An Officer and a Spy is one of those I can’t wait to leave this dinner/gathering so I can get home and read type of books where you can’t wait to find out how it ends, but at the same time, you don’t want it to end because then you‘re out of the story and back to real life. A perfect summertime read. Harris has taken a historical event—the Dreyfus Affair—and created a novel from the original true story. I have to admit ignorance here and reveal that I knew next to nothing about this subject. In a nutshell, Alfred Dreyfus, a Jewish captain in the French army, was accused and found guilty of delivering information to a foreign power (Germany) in 1894. Colonel Georges Picquart (also of the French army) later discovered that the real spy was still part of the French army and that Dreyfus was innocent. But trying to convince his fellow army superiors (in an anti-Semitic society) that they made a mistake and should right the wrong proves to have been as difficult in the 1890s as it is today. The French army was set on making Dreyfus a lesson to the nation that treason (especially treasonous Jews) would have grave consequences: a public stripping of his military position and a life of imprisonment on an uninhabited island. Thus, once they did this, they couldn’t possibly admit they were wrong. What would the country think of its trusted army? Its sound government? So, instead of convicting the true guilty man (Major Charles Esterhazy, a non-Jew), the army covers up the truth, tries to thwart Picquart’s investigation and is content to allow an innocent man to rot on an island. Sounds a lot like present day America. Punish the whistle-blower, sweep the truth under the rug, and go on with life as usual. The powers that be keep their jobs and the whistle-blower ends up on the streets (or in Picquart’s case, in prison).
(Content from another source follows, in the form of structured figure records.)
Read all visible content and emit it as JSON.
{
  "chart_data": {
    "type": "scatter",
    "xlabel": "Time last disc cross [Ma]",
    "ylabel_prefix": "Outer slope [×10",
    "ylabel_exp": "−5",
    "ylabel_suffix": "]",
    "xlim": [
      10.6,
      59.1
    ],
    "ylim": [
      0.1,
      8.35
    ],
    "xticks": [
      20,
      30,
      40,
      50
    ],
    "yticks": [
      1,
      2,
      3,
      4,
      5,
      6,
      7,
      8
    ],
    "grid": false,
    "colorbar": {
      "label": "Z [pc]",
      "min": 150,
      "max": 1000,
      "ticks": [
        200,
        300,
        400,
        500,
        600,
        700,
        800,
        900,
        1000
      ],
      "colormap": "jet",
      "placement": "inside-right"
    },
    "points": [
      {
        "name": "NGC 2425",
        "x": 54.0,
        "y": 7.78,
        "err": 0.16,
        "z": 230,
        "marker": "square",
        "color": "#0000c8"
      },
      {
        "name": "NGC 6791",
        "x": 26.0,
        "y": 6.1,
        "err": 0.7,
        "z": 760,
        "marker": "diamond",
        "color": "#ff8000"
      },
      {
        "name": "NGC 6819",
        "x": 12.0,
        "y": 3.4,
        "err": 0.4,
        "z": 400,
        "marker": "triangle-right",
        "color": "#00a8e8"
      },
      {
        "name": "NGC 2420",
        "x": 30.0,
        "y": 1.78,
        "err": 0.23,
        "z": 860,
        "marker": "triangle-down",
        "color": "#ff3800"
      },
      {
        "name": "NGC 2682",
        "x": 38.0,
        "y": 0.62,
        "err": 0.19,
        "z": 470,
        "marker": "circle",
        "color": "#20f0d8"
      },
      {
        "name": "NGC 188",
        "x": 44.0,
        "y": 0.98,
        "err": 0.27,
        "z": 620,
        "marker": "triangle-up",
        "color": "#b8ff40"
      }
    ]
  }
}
Harris has extensively researched this event, and his story includes nearly every character from the actual Dreyfus Affair, from the French Minister of War and all his top staff to the intelligence department (including their spying maid agent) to the famous French writer and activist Emile Zola. There are 40+ characters to keep track of which can be a little overwhelming at first, but Harris begins the book with the entire list of Dramatis Personae, a handy reference that I flipped back to numerous times. As the main character, Picquart is the star of the story, and we experience this momentous event of French history through his eyes–a man who tries to do the right thing at all costs. It’s both agonizing and triumphant for him—and for us—to feel and follow his moral obligation. He’s a rather unemotional and distant man, which some might feel makes the book less dramatic than it could/should be (such as a NY Times columnist who did not offer a rave review), but I found his character remarkable. It is his very nature that allows him to proceed with the investigation. Were he more emotive, the story might have a more dramatic feel, but then he likely would not have accomplished his goal. It’s his steady nature and steely nerves that allow him to succeed. And so, in the end, we are reminded that among the very bad there are the very good. And even among the very bad we see how and why people do what they do to survive. They are not blameless, but they are also not evil. Many are merely humans making very human mistakes.
Much like Harris’s Pompeii, a fictionalized version of the last day at Pompeii before it was buried, this is a really good read. Historically quite accurate and a page turner (though not really a book club discussion book). Historical fiction.